É claro que haverá problemas. O conflito intratável Arménia-Azerbaijão pode ser capaz de descarrilar o INSTC: mas note-se que as ligações Rússia-Irão através do Cáspio podem facilmente contornar Baku se surgir a necessidade.
BRICS+ irá cimentar a descida do dólar
Para além da Rússia e do Irão, a Rússia e a China também têm vindo a tentar, desde há anos, fazer a interface dos seus sistemas de mensagens bancárias. O CBIBPS chinês (Cross-Border Inter-Bank Payments System) é considerado de primeira classe. O problema é que Washington ameaçou directamente expulsar os bancos chineses da SWIFT se estes se interligassem com os bancos russos.
O sucesso da SEPAM-SPFS pode permitir a Pequim ir à falência - especialmente agora, após a guerra extremamente dura dos semicondutores e a terrível farsa dos balões.
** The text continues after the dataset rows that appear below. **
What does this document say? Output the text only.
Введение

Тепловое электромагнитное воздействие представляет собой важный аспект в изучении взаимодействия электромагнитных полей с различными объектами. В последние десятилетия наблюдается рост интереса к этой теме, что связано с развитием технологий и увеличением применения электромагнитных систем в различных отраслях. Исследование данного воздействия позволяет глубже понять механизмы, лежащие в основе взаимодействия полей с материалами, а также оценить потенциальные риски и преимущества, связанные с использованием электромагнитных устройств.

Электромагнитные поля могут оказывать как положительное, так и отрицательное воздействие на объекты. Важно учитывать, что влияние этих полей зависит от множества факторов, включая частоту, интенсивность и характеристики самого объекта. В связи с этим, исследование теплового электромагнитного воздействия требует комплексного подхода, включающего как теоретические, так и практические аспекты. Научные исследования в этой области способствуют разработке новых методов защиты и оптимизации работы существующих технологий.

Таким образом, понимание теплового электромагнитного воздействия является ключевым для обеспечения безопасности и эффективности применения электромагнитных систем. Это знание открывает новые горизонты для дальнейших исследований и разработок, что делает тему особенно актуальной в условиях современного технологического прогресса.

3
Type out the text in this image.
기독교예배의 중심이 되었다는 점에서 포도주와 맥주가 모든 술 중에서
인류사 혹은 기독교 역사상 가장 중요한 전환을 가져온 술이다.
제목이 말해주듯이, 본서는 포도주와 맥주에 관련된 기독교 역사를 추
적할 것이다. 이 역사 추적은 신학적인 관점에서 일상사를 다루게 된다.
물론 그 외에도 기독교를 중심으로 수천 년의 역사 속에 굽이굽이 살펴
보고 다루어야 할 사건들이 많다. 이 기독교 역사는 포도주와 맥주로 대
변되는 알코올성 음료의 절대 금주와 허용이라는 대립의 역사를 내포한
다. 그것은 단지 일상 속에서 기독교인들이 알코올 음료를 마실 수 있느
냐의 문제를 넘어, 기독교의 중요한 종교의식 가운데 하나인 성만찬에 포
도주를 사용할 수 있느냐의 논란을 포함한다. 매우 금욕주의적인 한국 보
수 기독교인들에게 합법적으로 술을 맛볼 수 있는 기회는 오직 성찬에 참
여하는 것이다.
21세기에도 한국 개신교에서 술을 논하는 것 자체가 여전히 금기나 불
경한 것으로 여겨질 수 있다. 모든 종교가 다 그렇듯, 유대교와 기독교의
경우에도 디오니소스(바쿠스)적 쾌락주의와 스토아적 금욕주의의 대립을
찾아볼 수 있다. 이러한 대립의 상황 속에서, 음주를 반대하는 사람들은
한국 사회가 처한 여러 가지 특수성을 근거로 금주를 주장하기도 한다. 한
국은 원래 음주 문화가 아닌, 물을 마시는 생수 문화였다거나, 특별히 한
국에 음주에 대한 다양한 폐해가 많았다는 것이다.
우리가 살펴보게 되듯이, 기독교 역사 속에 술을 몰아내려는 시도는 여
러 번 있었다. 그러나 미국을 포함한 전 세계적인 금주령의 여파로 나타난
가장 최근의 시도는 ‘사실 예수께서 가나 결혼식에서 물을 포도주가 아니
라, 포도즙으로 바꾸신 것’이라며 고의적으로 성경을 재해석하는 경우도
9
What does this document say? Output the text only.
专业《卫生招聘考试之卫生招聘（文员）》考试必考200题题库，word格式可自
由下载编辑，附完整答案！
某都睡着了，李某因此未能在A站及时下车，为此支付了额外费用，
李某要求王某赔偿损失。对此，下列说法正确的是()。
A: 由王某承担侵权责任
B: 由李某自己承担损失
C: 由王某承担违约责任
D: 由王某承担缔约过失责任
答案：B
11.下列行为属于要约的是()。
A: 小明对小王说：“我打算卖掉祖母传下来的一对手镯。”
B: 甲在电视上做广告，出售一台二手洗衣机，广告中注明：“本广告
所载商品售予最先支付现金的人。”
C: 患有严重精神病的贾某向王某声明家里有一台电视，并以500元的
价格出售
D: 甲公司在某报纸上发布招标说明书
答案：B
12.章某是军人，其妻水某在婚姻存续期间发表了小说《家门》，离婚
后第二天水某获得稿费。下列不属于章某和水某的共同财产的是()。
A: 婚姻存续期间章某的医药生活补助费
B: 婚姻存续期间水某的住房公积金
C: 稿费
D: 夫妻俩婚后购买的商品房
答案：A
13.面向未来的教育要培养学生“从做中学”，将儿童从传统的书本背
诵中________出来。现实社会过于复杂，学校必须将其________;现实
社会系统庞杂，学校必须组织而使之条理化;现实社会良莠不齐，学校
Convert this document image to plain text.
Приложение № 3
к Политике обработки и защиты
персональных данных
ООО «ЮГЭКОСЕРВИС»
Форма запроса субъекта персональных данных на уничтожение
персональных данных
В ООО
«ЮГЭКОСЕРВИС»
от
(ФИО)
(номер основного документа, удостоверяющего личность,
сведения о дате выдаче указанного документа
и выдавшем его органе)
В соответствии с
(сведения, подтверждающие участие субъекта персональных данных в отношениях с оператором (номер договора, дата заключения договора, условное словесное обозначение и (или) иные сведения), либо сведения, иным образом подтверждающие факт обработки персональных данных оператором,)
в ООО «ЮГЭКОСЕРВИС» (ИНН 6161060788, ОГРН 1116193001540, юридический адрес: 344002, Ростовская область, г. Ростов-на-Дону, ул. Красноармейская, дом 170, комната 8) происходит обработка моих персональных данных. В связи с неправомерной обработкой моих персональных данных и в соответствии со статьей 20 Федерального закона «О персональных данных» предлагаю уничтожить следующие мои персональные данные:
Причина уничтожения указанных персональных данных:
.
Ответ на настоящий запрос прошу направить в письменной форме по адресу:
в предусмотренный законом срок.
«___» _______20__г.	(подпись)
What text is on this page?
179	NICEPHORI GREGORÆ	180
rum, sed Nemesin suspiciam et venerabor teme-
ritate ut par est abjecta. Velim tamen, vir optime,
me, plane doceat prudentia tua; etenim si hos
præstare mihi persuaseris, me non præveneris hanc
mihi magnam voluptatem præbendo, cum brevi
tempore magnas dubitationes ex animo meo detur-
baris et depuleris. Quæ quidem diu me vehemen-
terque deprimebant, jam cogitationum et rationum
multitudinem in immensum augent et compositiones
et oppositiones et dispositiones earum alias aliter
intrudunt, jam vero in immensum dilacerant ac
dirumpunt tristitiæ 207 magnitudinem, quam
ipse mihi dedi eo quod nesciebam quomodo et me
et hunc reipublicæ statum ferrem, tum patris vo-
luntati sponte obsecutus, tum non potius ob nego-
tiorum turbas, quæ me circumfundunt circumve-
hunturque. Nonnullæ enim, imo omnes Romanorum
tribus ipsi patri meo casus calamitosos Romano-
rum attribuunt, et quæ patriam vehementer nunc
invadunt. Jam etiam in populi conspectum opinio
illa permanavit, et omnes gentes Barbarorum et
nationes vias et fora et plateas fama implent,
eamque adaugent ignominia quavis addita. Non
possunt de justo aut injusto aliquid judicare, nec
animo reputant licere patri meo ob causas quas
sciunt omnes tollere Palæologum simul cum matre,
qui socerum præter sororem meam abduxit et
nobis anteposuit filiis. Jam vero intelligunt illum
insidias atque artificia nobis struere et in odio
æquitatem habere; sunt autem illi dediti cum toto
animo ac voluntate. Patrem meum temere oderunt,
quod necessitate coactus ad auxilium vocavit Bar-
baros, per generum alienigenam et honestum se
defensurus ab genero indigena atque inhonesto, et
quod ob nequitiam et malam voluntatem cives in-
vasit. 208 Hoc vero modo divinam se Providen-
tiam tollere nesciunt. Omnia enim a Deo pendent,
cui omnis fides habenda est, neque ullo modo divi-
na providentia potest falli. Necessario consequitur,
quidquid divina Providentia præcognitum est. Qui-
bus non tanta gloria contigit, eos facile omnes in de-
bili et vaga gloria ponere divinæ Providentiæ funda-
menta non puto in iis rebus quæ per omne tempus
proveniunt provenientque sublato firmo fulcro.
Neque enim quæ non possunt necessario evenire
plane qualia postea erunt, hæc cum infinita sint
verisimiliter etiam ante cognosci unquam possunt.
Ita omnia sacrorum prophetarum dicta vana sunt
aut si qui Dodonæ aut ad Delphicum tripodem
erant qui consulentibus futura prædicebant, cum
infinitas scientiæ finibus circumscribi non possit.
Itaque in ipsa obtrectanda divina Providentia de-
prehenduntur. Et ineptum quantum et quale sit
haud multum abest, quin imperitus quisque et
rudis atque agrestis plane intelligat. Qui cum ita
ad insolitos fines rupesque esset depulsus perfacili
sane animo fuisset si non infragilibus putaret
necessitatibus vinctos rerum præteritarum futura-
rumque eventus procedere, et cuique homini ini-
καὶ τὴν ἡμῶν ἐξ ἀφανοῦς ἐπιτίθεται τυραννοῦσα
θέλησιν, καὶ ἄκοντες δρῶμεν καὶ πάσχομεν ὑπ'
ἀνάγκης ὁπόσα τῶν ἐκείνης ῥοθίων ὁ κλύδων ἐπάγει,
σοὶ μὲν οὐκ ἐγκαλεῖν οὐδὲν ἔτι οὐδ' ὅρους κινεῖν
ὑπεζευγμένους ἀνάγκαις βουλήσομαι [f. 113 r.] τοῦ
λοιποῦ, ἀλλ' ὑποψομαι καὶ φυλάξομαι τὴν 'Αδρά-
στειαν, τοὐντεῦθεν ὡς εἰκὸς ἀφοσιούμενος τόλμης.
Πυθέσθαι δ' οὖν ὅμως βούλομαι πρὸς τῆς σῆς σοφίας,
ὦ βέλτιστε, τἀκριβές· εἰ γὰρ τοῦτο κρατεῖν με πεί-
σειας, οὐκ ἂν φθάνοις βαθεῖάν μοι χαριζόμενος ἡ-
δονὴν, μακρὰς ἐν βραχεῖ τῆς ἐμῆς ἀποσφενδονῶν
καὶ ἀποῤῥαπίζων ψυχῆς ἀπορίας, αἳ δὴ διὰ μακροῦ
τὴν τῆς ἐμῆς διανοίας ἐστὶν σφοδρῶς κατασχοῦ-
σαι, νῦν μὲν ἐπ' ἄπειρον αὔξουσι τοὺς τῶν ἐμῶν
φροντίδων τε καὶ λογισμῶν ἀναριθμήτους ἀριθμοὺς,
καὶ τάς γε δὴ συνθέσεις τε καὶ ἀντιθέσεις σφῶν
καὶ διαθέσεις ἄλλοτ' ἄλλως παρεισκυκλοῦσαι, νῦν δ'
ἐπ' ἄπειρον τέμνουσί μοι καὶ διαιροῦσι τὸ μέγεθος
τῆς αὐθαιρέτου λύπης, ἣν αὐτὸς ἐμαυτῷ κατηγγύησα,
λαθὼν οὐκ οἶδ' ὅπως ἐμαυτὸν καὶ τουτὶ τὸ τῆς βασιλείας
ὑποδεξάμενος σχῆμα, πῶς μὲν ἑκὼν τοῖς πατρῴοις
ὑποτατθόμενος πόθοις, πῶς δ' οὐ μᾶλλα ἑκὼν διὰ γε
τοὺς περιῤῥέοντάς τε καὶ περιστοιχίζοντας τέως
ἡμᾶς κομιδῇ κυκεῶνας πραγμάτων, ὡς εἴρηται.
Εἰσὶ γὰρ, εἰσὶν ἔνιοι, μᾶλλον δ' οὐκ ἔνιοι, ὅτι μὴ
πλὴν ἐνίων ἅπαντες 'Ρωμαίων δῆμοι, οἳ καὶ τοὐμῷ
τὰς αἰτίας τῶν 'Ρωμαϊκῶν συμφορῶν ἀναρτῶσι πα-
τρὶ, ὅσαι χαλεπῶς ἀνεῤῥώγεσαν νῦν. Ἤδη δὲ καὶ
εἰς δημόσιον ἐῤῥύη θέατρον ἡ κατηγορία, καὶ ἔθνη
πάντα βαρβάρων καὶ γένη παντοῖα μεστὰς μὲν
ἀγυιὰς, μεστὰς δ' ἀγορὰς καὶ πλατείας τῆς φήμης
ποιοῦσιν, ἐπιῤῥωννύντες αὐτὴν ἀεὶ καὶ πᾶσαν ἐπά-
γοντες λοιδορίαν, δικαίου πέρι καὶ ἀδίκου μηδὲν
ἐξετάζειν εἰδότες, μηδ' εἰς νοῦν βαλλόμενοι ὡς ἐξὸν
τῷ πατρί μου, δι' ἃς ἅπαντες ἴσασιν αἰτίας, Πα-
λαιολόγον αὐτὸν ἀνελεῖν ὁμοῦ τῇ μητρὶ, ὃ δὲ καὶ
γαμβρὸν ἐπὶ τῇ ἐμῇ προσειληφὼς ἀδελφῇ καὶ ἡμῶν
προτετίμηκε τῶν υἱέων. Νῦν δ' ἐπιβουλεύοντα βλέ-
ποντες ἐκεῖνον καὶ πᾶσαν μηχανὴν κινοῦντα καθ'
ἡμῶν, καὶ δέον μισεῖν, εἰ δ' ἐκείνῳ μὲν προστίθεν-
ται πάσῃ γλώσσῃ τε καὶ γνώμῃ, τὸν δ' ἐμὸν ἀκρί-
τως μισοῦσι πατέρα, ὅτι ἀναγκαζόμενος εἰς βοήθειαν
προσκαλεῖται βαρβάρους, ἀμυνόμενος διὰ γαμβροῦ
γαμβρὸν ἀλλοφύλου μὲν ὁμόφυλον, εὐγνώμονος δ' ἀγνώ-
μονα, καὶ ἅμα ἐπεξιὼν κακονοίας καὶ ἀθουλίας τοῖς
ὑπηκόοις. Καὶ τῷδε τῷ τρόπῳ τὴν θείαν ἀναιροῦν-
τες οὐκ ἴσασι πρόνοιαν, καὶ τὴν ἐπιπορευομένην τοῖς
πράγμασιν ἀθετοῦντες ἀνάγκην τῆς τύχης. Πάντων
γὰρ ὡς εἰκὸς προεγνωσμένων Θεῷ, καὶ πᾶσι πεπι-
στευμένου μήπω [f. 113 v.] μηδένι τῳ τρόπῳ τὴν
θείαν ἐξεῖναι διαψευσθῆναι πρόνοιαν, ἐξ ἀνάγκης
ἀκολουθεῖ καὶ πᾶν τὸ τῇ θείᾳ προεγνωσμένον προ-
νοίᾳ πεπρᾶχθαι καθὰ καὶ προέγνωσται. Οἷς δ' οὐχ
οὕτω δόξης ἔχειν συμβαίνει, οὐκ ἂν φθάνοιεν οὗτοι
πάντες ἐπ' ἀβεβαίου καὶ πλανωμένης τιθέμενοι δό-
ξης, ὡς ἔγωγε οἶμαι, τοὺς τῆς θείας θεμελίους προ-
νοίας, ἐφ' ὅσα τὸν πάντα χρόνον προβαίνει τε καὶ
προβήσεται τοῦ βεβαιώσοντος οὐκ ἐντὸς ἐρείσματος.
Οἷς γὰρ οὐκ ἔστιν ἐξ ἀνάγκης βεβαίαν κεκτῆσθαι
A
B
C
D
Em termos de soberania, é evidente que a China não aceitará restrições dos EUA sobre a forma de movimentar os seus próprios fundos.
Em paralelo, os BRICS em 2023 irão aprofundar o desenvolvimento do seu sistema de pagamentos financeiros mútuos e da sua própria moeda de reserva. Há nada menos que 13 candidatos confirmados ansiosos por aderir aos BRICS+ - incluindo potências médias asiáticas como o Irão, a Arábia Saudita e a Indonésia.
Todos os olhos estarão voltados para se – e como – os EUA endividados com mais de US$ 30 trilhões ameaçarão expulsar o BRICS+ do SWIFT.
É esclarecedor recordar que o rácio da dívida da Rússia em relação ao PIB é de apenas 17 por cento. O da China é de 77 por cento. Os actuais BRICS sem a Rússia situam-se em 78 por cento. Os BRICS+, incluindo a Rússia, podem atingir apenas 55 por cento, em média. A forte produtividade futura virá de um BRICS+ apoiado por uma moeda de ouro e/ou de mercadorias e um sistema de pagamento diferente que contorna o dólar americano. A forte produtividade não virá definitivamente do Ocidente colectivo cujas economias estão a entrar em tempos de recessão.
No meio de tantos desenvolvimentos interligados, e de tantos desafios, uma coisa é certa. O acordo SEPAM-SPFS entre a Rússia e o Irão pode ser apenas o primeiro sinal do movimento das placas tectónicas nos sistemas bancários e de pagamentos mundiais.
Bem-vindo a um, dois, mil sistemas de mensagens de pagamento. E bem-vindos à sua unificação numa rede global. É claro que isso levará tempo. Mas este comboio financeiro de alta velocidade já deixou a estação.